Let's now examine logically the farm in prospects for 88E's Alaskan assets.
- Umiat: zero chance. It was discovered 70 or 80 years ago and there's a reason it's never been a viable project ever since. Combine that with the hesitance to exploit further the NPRA and the answer is obvious.
- Peregrine: zero chance. It's also stranded and the drill results from Merlin-1 and 2 are sufficiently underwhelming to make it an ultra low priority for anyone apart from Conoco, sometime in the 22nd century.
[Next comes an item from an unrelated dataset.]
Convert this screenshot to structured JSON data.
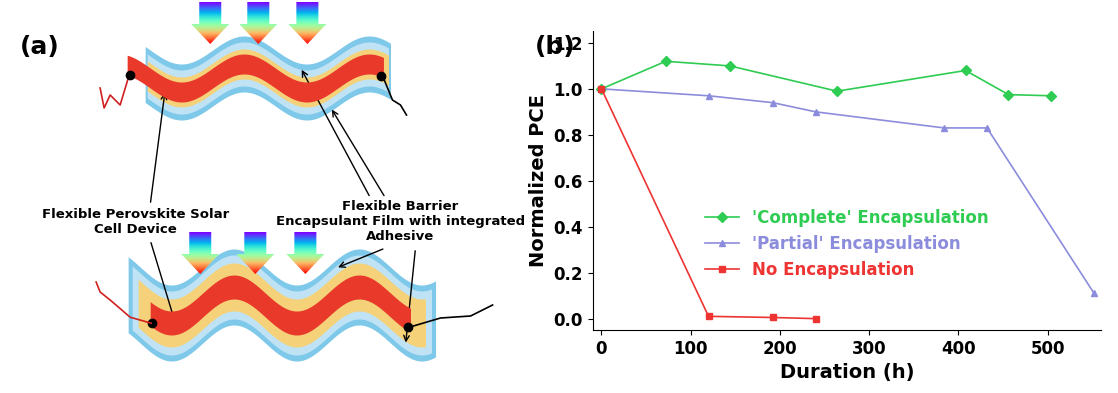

- Leonis: I've always said it looks interesting. Might Armstrong wish to have a look at acreage west of the Dalton? FWIW I reckon Leonis has the best chance of attracting a farm in partner. Any potential partner will have to provide all the capital, analysis, design work, etc, etc so it'll be more of a case what dilution 88E will face. Looking at the other players in Alaska and their proposed programs of work, I have difficulty seeing a well drilled at Leonis before the 25/26 winter season, at the earliest.
Icewine: mmaaaayyyybe if the gas pipeline is constructed it *might* be of interest to somebody, but not for *many* years if at all, IMHO. If PANR's Kodiak acreage moves into full production then that would perhaps help?
[Part 1, see above for Part 2]
13:41
Sharebel - more conspiracy theories from this prolific poster. To have averaged down such that his average is "around the placing level" defies mathematical probability. *If* we are to believe Sharebel's historical posts contain truthful descriptions of his holdings and seemingly continuous additions then Sharebel would have had to add many multiples of his pre-fundraise shareholding to bring his average anywhere close to these all time lows. Make of that what you will.
13:29
Sharebel posted: "...and trying to conflate 88E just because they have found huge commerical [sic] oil field discoveries like COPL is amateur deramping hour."
Let's me blunt here. 88E has not assessed their discoveries to be "commercial". Sharebel is lying to the forum. He has repeated this lie on numerous occasions since the flow test results were published, That makes Sharebel a fecund liar. I urge forum members to challenge Sharebel to cite a specific quotation where 88E management has stated the discoveries are "commercial". He will not be able to do so because there has been no such statement from the company. Fact.
I note Sharebel goes on to repeat the conspiracy nonsense about an organised shorting campaign and an Aussie short fund, blah, blah, blah. The fantastical musings of a shareholder who a) doesn't understand that 88E was running miles ahead of its fundamentals when he first invested and b) doesn't understand the fundamentals have been brought into view and a significant cohort of 88E holders have decided enough is enough and sold out.
“When the facts change, I change my mind. What do you do, sir?”
27/4 @ 18:26
Miner4 - I have only one username. Fact.
27/4 @ 17:31
Sharebel posted: ".... the SP which fell inexplicably fell back from 0.44p on our not one but two pieces of transformative good news so the massive naked short can cover." Sharebel once again refuses to recognise the huge speculative component which was contained within the mkt cap of the company when he first invested in the stock. Contrary to Sharebel's assertion that the fall in the share price is "inexplicable", I contend the fall is easily explained. The empirical data collected during the flow tests led the market to confront finally the effects of Dmax on these deeper parts of the shared stacked reservoirs. In turn, the speculative component of the mkt cap was punctured quite dramatically. Add in the requirement to raise cash to keep the company going and the SP has behaved perfectly logically.
Sharebel's false refrain that the flow data results are "two pieces of transformative good news" is correct apart from one word. Delete "good" and Sharebel has got it spot on.